Heartbeat Of A Palmyra Grove
The background to anti-Tamil violence is the (Sinhalese) JVP uprisings against the government, the second of which was put down (according to Ajit Hadley Perera in an introductory note) with the loss of about 60,000 lives (page 246). The medical student Thrimawithane “was brutally killed by nailing on the head and [being] dragged on the roads by a jeep” (Perera, page 245). The beauty queen Premawathie Manamperi was forced to walk the street naked, tortured, raped and buried while still alive. Tortured bodies on burning tyres, and bodies floating on the river were not rare sights. Ben Bavinck writes in his Of Tamils and Tigers (Vijitha Yapa Publications, 2011) that outside an army camp in Baddegama, “a corpse has been hung in a crucified position with a large nail in its head”. A number of youth were beheaded in Kandy and their heads displayed with a sign reading, “Coconuts for sale”: see, Sarvan, Public Writings on Sri Lanka, Volume 2, pages 162 & 163. Reading Bavinck’s comment that children play the game of who has seen more dead bodies, reminds me of lines in Shakespeare’s Julius Caesar (Act 3, Scene 1) which I paraphrase: Domestic fury and fierce civil strife; blood and destruction shall be common, and pity choked so that mothers will but smile when they see their children carrying weapons. Bavinck’s book was originally a diary, and he asks himself: What has gone wrong? How it is possible that these things happen in a country where Buddhism, a religion of peace and non-violence, is supposed to dominate life? (See, Sarvan, op.cit, page 163.)

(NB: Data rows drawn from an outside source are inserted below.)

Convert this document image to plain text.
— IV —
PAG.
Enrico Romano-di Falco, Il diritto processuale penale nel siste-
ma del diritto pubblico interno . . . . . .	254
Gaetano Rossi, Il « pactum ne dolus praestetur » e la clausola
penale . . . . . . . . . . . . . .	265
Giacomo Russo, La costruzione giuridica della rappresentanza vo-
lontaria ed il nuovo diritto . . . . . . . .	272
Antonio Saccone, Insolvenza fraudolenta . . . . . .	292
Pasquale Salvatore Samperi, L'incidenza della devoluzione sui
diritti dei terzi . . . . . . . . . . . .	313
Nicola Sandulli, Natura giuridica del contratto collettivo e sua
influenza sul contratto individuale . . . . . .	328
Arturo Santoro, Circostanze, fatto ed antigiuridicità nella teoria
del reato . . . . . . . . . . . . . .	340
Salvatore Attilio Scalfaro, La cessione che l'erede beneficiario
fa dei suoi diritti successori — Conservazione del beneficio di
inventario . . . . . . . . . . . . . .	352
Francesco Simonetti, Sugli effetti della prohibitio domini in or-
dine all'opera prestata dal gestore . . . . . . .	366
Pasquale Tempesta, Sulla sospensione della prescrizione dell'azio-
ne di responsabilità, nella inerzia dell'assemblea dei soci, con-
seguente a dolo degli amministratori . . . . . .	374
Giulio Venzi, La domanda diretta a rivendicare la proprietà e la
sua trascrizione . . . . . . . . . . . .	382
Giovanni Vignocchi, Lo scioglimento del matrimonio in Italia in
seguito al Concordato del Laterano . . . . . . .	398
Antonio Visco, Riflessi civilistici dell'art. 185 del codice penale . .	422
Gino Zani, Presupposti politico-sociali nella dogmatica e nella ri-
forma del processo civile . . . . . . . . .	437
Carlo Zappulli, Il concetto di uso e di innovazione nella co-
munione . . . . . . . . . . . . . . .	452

Rev Fernando spoke out against abduction, torture and killings; he went in search of the missing young men and women, at great personal risk; helped to bury burnt bodies “killed by the army or para-military groups”. The same high ideals, courage and the readiness to pay the personal price will, I fear, now lead some to see him as deluded or, worse, a traitor: he observes that the soldiers who abducted, tortured and killed the sons and daughters of the people of the South are now hailed as heroes when they behave in the same way in the North and East (page 256). His comment that the JVP uprising was suppressed brutally, “without addressing the causes of the unrest” (page 265; italics not in the original) is relevant in another context. What’s more, some members of the JVP who “fought against discrimination seeking justice, today have become the partners of the oppressors and the oppressive system” (page 265). It was seen as brave, selfless and admirable of Rev. Fernando to fight against violence unleashed on Sinhalese during the JVP uprising, but for the same person to protest injustice and violence against Tamils is deemed traitorous. But here I am being unjust to Rev. Fernando because rare individuals like him neither see nor think on group-lines. For such, what matters is not being Sinhalese or Tamil; Buddhist, Christian or Hindu but belonging to our common humanity. They do not see themselves as trying to help Sinhalese or Tamils but only their fellow human beings. In the Christian tradition, man was made by God in His image. (Buddhism includes not only human beings but all living things in care and compassion. This accounts for vegetarianism, led by Buddhist monks, being widespread in Sri Lanka.)